The Australian Financial Review
By Rod Sims
Port Jackson Partners Limited
All Australian businesses now need to plan on a future with emissions trading, which will be a fundamental change for many of them. The federal government and opposition, and all of the Labor states, now favour the introduction of such a scheme.
Friday’s report from the Prime Ministerial Task Group on Emissions Trading reaches two important conclusions.
First, Australia should begin immediately to implement an emissions trading regime, and not wait for other countries. This is wise. Business needs the certainty (for example, to avoid the current impasse over investment in base load power generation). Australia can now design a scheme that suits its circumstances, and we can influence the world in sensible design directions and link our emissions trading scheme with others as they emerge.
Second, the market and not governments should decide how best to reduce emissions. This is fundamental. The task group is clear that current renewable energy targets, for example, are inconsistent with an emissions trading scheme and must be phased out.
Australia can meet its greenhouse targets without significant damage to the economy provided it employs sound policies. Alternatively, if Australia’s policies are the result of a policy feeding frenzy for those pushing particular technologies, or wanting to stop specific projects, the costs will be very high.
The key emissions trading design features recommended by the task group are sensible. Indeed, they are consistent with those proposed by the Business Council of Australia.
Targets are to be set over at least 30 years and are to begin with moderate emission cuts and then increasingly require deeper cuts. We can thereby create a “virtuous cycle” as initial targets are met, giving credibility to the later year targets and prices that will drive the required new investment.

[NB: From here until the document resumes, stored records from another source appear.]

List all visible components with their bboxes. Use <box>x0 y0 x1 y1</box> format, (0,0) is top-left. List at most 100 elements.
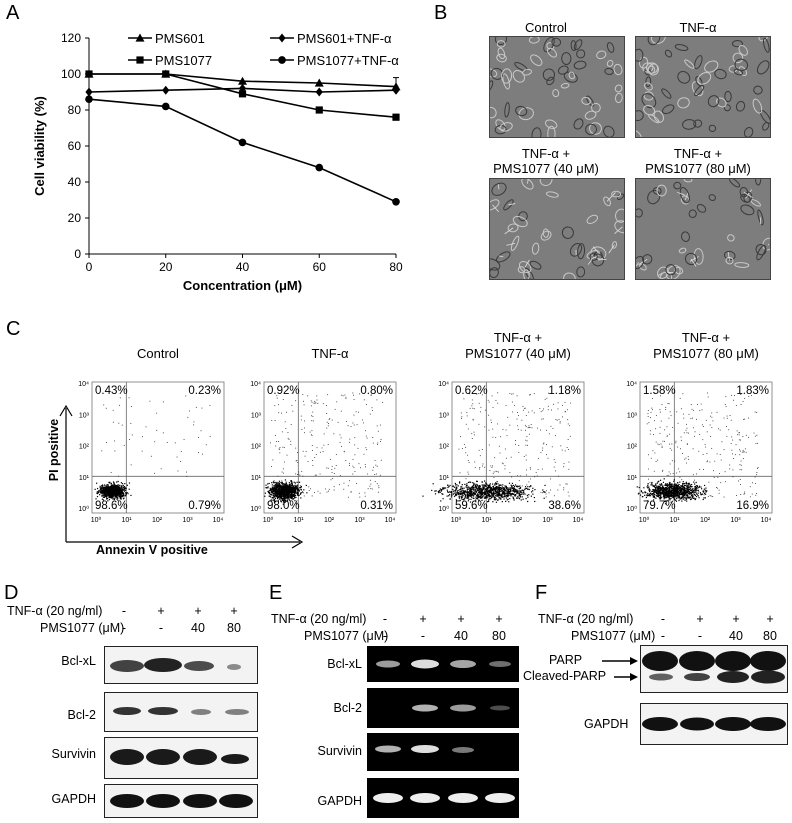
event-dot <box>688 483 690 486</box>
event-dot <box>288 490 290 492</box>
event-dot-sparse <box>528 433 530 435</box>
event-dot <box>677 495 679 497</box>
event-dot <box>652 484 654 487</box>
event-dot <box>682 498 684 500</box>
event-dot-sparse <box>209 404 211 406</box>
event-dot <box>497 486 499 488</box>
event-dot-sparse <box>696 473 697 475</box>
event-dot <box>290 480 292 482</box>
event-dot-sparse <box>310 400 312 402</box>
event-dot-sparse <box>567 423 569 425</box>
event-dot <box>270 500 272 502</box>
event-dot-sparse <box>751 493 753 495</box>
event-dot-sparse <box>296 460 298 461</box>
event-dot <box>702 498 704 501</box>
event-dot-sparse <box>488 401 490 403</box>
event-dot-sparse <box>680 436 682 438</box>
legend-label: PMS601+TNF-α <box>297 31 392 46</box>
event-dot <box>506 491 509 493</box>
event-dot-sparse <box>303 432 305 434</box>
event-dot <box>642 492 644 494</box>
event-dot-sparse <box>314 474 316 476</box>
event-dot <box>677 488 679 490</box>
event-dot <box>657 492 659 494</box>
event-dot <box>278 483 280 486</box>
event-dot <box>668 497 670 499</box>
event-dot <box>655 497 657 499</box>
event-dot <box>488 499 490 501</box>
event-dot-sparse <box>542 418 544 420</box>
event-dot <box>107 489 110 491</box>
event-dot-sparse <box>526 469 527 471</box>
cell <box>759 109 770 124</box>
event-dot-sparse <box>299 485 301 487</box>
event-dot-sparse <box>552 428 554 429</box>
event-dot <box>294 494 296 496</box>
event-dot <box>286 500 288 502</box>
cell <box>738 45 748 56</box>
event-dot <box>281 482 283 485</box>
flow-y-tick-label: 10³ <box>627 412 638 419</box>
event-dot-sparse <box>201 407 203 409</box>
event-dot <box>687 496 689 498</box>
event-dot <box>468 498 470 501</box>
event-dot <box>664 489 666 492</box>
event-dot <box>108 486 110 489</box>
event-dot-sparse <box>685 429 687 431</box>
cell <box>611 241 618 249</box>
event-dot-sparse <box>666 435 668 437</box>
event-dot <box>300 492 302 494</box>
event-dot <box>500 486 502 489</box>
event-dot <box>272 481 275 483</box>
event-dot <box>696 485 699 488</box>
event-dot <box>124 489 126 491</box>
event-dot <box>274 497 277 500</box>
event-dot-sparse <box>302 450 304 452</box>
event-dot-sparse <box>673 392 675 393</box>
event-dot <box>274 489 276 491</box>
event-dot-sparse <box>331 419 333 421</box>
event-dot <box>688 488 690 490</box>
event-dot <box>677 491 680 493</box>
event-dot-sparse <box>297 452 298 454</box>
legend-marker <box>278 56 286 64</box>
event-dot <box>290 480 293 482</box>
event-dot <box>516 489 518 491</box>
event-dot-sparse <box>686 423 687 425</box>
event-dot-sparse <box>521 419 523 421</box>
event-dot-sparse <box>323 433 325 435</box>
event-dot <box>666 495 668 497</box>
event-dot <box>673 494 676 496</box>
event-dot <box>486 495 488 497</box>
event-dot <box>479 492 481 494</box>
event-dot <box>691 494 693 497</box>
event-dot <box>283 487 285 489</box>
event-dot-sparse <box>671 449 673 451</box>
event-dot <box>106 493 108 496</box>
event-dot <box>288 486 290 489</box>
event-dot <box>282 489 284 491</box>
quadrant-percent: 98.0% <box>267 500 300 512</box>
event-dot <box>473 482 475 485</box>
event-dot-sparse <box>731 449 733 451</box>
event-dot <box>292 493 294 496</box>
event-dot-sparse <box>458 448 460 450</box>
quadrant-percent: 59.6% <box>455 500 488 512</box>
event-dot <box>698 486 700 488</box>
event-dot <box>648 488 650 491</box>
event-dot-sparse <box>326 491 328 493</box>
event-dot-sparse <box>303 400 304 402</box>
event-dot <box>501 489 503 492</box>
event-dot-sparse <box>648 478 649 480</box>
panel-b-letter: B <box>434 2 448 24</box>
event-dot-sparse <box>302 492 304 494</box>
cell <box>517 266 526 274</box>
event-dot <box>422 495 424 497</box>
event-dot <box>283 491 285 493</box>
event-dot-sparse <box>562 404 563 406</box>
event-dot <box>458 496 460 498</box>
event-dot-sparse <box>311 415 313 417</box>
event-dot-sparse <box>333 433 335 435</box>
event-dot-sparse <box>705 446 707 448</box>
event-dot-sparse <box>710 436 712 437</box>
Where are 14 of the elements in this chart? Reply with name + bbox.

The community will know the immediate emission caps from 2011–20, it will know the bands within which the 2020–2030 caps will fall, and it will know the end point target we are seeking 30 to 40 years out. This should provide enough certainty for investment decisions.
The scheme is to cover about 70 per cent of emitters. This contrasts sharply with state government proposals which focus on the electricity sector and with the European Union scheme, which is not much wider.
While many permits will be auctioned, there will be a once-up free permit issue to those businesses facing a disproportionate loss, and continuing free permit issues to those in trade-exposed/emissions-intensive industries until our competitors face similar policies. This approach is similar to state government proposals and so has bipartisan support. In particular, it avoids unnecessary harm to our economy, and prevents industries going offshore and emitting more that they would in Australia.
Crucially, the task group wants a wide range of carbon offset regimes allowing businesses to reduce emissions in innovative ways in Australia and particularly overseas. Such offsets are unnecessarily tightly limited under Kyoto.
Finally, in the early years we will have a “safety valve” emissions fee to cap the price of permits. This provides training wheels while we understand how to live in this very different emissions trading world.
The key criticism of the task group report, of course, will be that we should have seen it a few years ago. Now that we have it, however, such a large change needs to be implemented with care, which means that the proposed start date of 2011 is appropriate. The states cannot complain about this date as their scheme was to have started in 2010, yet the federal scheme will cover many more emitters and so is more ambitious.
An area for concern is the timetable for setting targets. Not the 2008 timetable for setting the 30 to 40-year end point or the ALP’s 2050 target; such targets alone provide little guidance to business. The targets business needs to see are those for the next 20 years, which are not to be known until 2010.
The good news is that such targets are to be set after further study of the costs and benefits of various target levels, with transparent advice from an expert body. This will ensure the community buys into the targets Australia will set, which is important to avoid later opposition to the scheme as it inevitably begins to have a major effect on people’s lives.
Rod Sims is a director of Port Jackson Partners Limited. He also advises the Business Council of Australia on infrastructure, water and emissions trading issues. The BCA released its Strategic Framework for Emissions Reduction in April 2007.